PRECISA DE OUTRA METADE
Antonio Carlos Vellasques
 
 

O anúncio havia sido feito para despertar curiosidade, é claro, e era exatamente isso que Carmem queria quando preencheu a ficha no balcão de classificados do jornal:

Precisa-se
Preciso da metade de um coração
Pago uma boa recompensa
Tratar na rua das Donzelas s/n, ao lado da quitanda, bairro Tordo Dentirrostro
Fone 37-XXXXX - chamar dona Bilila

Carmem achou o preço do anúncio um tanto salgado, mas imaginava valer a pena pagar para continuar a busca que fazia já há alguns anos. Havia muito que sentia-se semi-viva, metade mulher e metade vegetal; nunca havia lhe passado pela cabeça apelar para o jornal da cidade, e ela nem procurou regatear: pagou a quantia e saiu depois, de cabeça baixa, pela porta da frente.

O Sentinela de Parapuca era um misto de jornal e barbearia. Explica-se: a pequena cidade de Poço Redondo era um dos mais miseráveis lugares do sertão de Sergipe, habitada por velhos e crianças que, qual assombrações, perambulavam pelas ruas sem destino aparente naquele ano da Graça de 1941. A cidade, se a um ajuntamento de menos de quinhentas almas puder-se dar esse nome, já tivera algum sucesso financeiro nos anos vinte e trinta, quando a mina de ouro funcionava razoavelmente e todos ganhavam o suficiente para irem tocando uma vidinha simples e agradável. E o jornal Sentinela fora criado por seu Demétrio, um visionário autodidata que adorava ler livros e que sabia que aquela populaça iletrada não teria a menor chance de sobreviver depois que a mina de ouro secasse, como dizia, e os homens fossem dispensados do serviço. Esse dia acabaria chegando, mas seu Demétrio não viveria para ver sua profecia se cumprir. Um ataque de jararaca viria matá-lo pouco tempo depois. O ouro mirrou em pouco tempo, arrastando a cidade junto.

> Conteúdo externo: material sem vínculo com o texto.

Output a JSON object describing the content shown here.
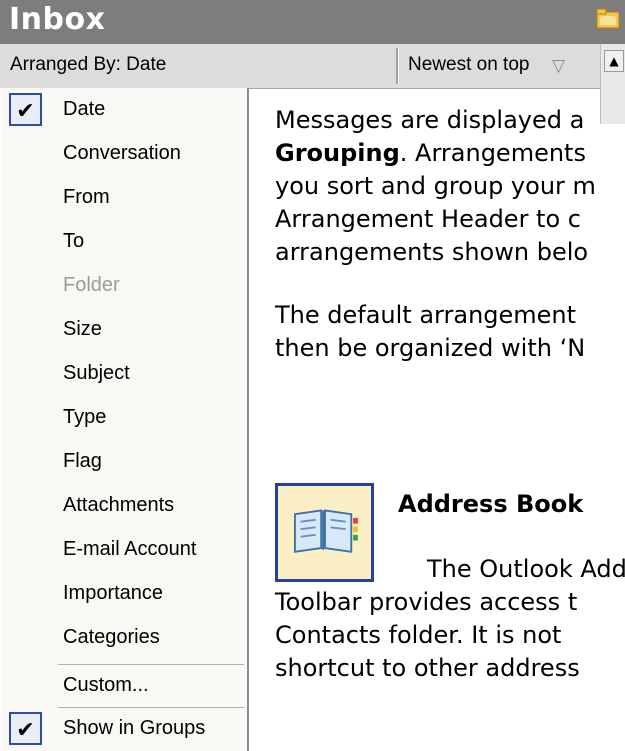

O Sentinela de Parapuca era um arremedo de jornal, a bem da verdade. Impresso em uma velha linotipo comprada em Aracaju e trazida no lombo de burro até Poço Redondo, o jornal foi saudado pelos políticos locais como "um passo dado em direção ao futuro"; Demétrio divertia a todos quando arremedava o prefeito que dissera tais palavras empoladas, num discurso ridículo e exagerado, com a boca distribuindo saliva por todos os lados. Como o resto da cidade, o prefeito não tinha um único dente na boca e tascara no microfone um Fentinela de Farafuca, que era o nome que o povo adotara para o jornal.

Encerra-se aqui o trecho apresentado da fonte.